Часто с приходом ночи, когда счастливые матери с любовью улыбаются своим детям, я, не узнавшая материнства, зову тебя, смерть! – и плачу. Где мои крылья? Я бы улетела к тебе!

Ты не пугаешь меня. Навести изгнанницу, прошепчи мне на ухо обетования горнего мира, доверь свои тайны, расскажи о гармонии, – приди, я буду тебя слушать. Скажи, как поступаешь ты с нашей нитью жизни? Разрубаешь мечом? Сжигаешь дуновением? Поцелуем?

Смерть, жалишь ты только нечистых совестью. Оставляешь без надежды кощунственников. Ужас для злых, приют для обиженных, ты перечисляешь Господу все проступки и ведешь на Небеса только веру и чистоту.
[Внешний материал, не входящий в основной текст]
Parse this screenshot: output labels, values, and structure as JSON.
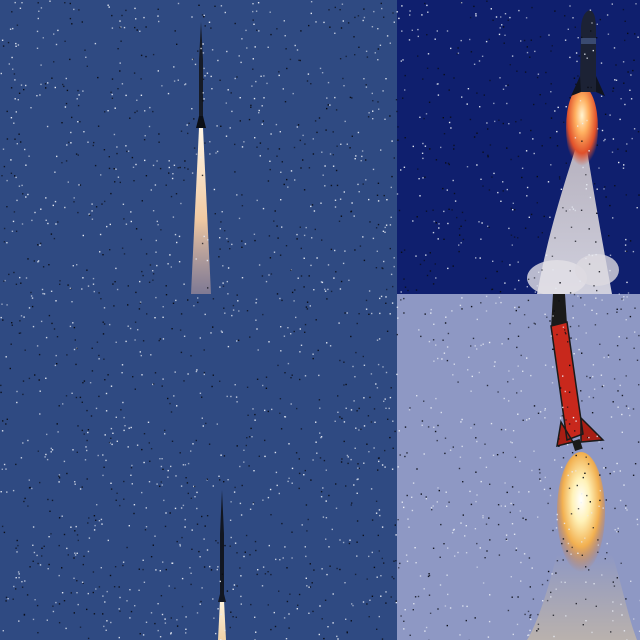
{
  "collage": {
    "panels": [
      {
        "id": "top-left",
        "subject": "rocket-ascending-icon",
        "sky": "#2f4a82",
        "rocket_body": "#1a1f2a",
        "exhaust": "#f2d8b8"
      },
      {
        "id": "top-right",
        "subject": "rocket-launch-smoke-icon",
        "sky": "#0f1f6e",
        "rocket_body": "#1c2235",
        "exhaust": "#ff7a3a"
      },
      {
        "id": "bottom-left",
        "subject": "rocket-distant-icon",
        "sky": "#2f4a82",
        "rocket_body": "#141a26",
        "exhaust": "#f4e2c2"
      },
      {
        "id": "bottom-right",
        "subject": "red-rocket-flame-icon",
        "sky": "#8e98c4",
        "rocket_body": "#c8281c",
        "exhaust": "#fff1b0"
      }
    ]
  }
}
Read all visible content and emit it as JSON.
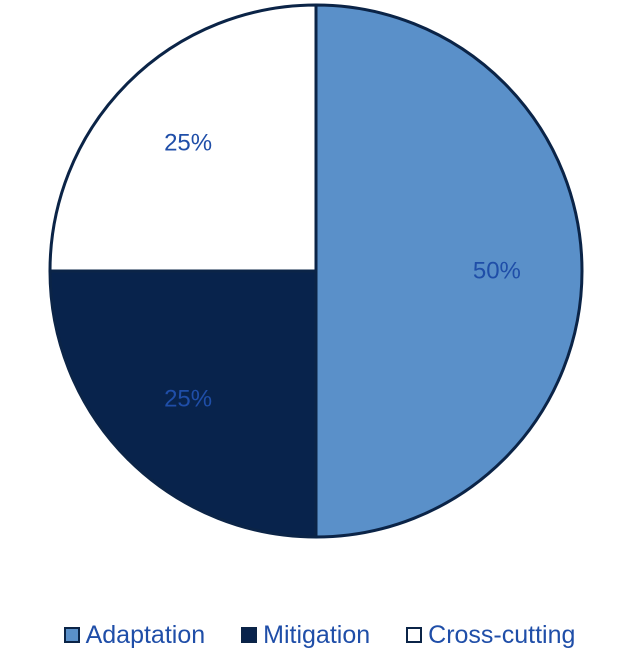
{
  "chart_data": {
    "type": "pie",
    "categories": [
      "Adaptation",
      "Mitigation",
      "Cross-cutting"
    ],
    "values": [
      50,
      25,
      25
    ],
    "data_labels": [
      "50%",
      "25%",
      "25%"
    ],
    "colors": [
      "#5a90c9",
      "#08234c",
      "#ffffff"
    ],
    "outline_color": "#0b2447",
    "label_color": "#1f4ea8",
    "start_angle_deg": 0,
    "direction": "clockwise",
    "legend_position": "bottom",
    "title": "",
    "subtitle": ""
  },
  "legend": {
    "items": [
      {
        "label": "Adaptation",
        "color": "#5a90c9"
      },
      {
        "label": "Mitigation",
        "color": "#08234c"
      },
      {
        "label": "Cross-cutting",
        "color": "#ffffff"
      }
    ]
  }
}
Прочитав рукопись узницы, можете ли вы поверить, что сердце, питающие подобные чувства, способно замыслить убийство при помощи яда? Неужели и теперь вы верите, что рука, написавшая эти строки, способна подмешать отраву, подкрепив ее улыбкой и поцелуем?

Да неужели?

Тогда почему же Господь не покарал лицемерку в тот миг, когда она призвала его в свидетельство своей невиновности?

21

Спустя несколько дней после отправки письма Марии Каппель, собственно, единственного, которое я ей написал, от нее пришло второе послание[145]:

«Дорогой Дюма,

Еще одно письмо, и больше я писать не буду.
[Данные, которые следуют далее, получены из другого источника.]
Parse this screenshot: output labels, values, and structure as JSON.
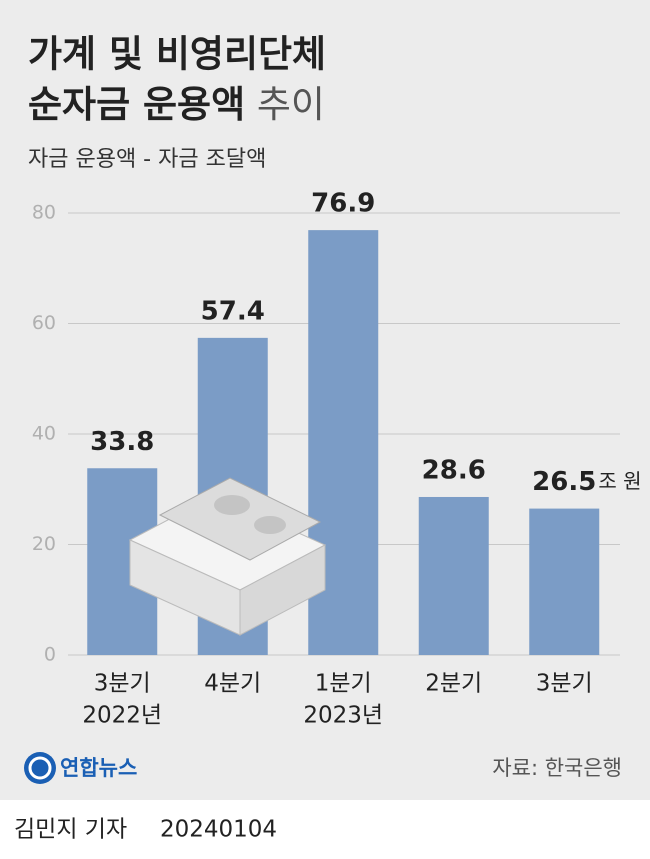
{
  "chart_data": {
    "type": "bar",
    "title_bold_line1": "가계 및 비영리단체",
    "title_bold_line2": "순자금 운용액",
    "title_light": "추이",
    "subtitle": "자금 운용액 - 자금 조달액",
    "categories": [
      "3분기",
      "4분기",
      "1분기",
      "2분기",
      "3분기"
    ],
    "year_labels": [
      "2022년",
      null,
      "2023년",
      null,
      null
    ],
    "values": [
      33.8,
      57.4,
      76.9,
      28.6,
      26.5
    ],
    "unit": "조 원",
    "color": "#7b9cc6",
    "ylim": [
      0,
      80
    ],
    "yticks": [
      0,
      20,
      40,
      60,
      80
    ],
    "grid": true
  },
  "footer": {
    "logo": "연합뉴스",
    "source": "자료: 한국은행",
    "byline": "김민지 기자",
    "date": "20240104"
  }
}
Вы верите, что я преступница, – еще одно горе прибавилось к множеству других.

Вы предлагаете исхлопотать для меня помилование. Слово «помилование» жестоко, но что поделать? Я столько выстрадала, что готова перенести и этот позор. Позор – одежда страдальцев.

Но поспешите, мой друг. Помилование может опоздать.

Господня тьма брезжит зарей. После зим Господних приходит весна. Когда в руках Его жезл, скалу пробивает ключ. Когда взгляд Его проницает тьму гробовой пещеры, Лазарь встает из гроба и возвращается к жизни[146]. Господь творит справедливость, ибо Он – господин времени. Господь милует, ибо Он владыка вечности. Но люди, люди, на что у них есть силы? Что может их милость, чего стоит милосердие? Они скоры на осуждение, но слишком поздно приходят с помощью. Когда человек, облеченный полномочиями судьи, обрекает своего брата на страдания и смерть, страдание и смерть ему повинуются. Когда он возвращает жизнь и свободу, цепи падают, но отчаяние и безумие успели раньше его, и миловать некого.

Послушайте меня, я хочу вам что-то рассказать.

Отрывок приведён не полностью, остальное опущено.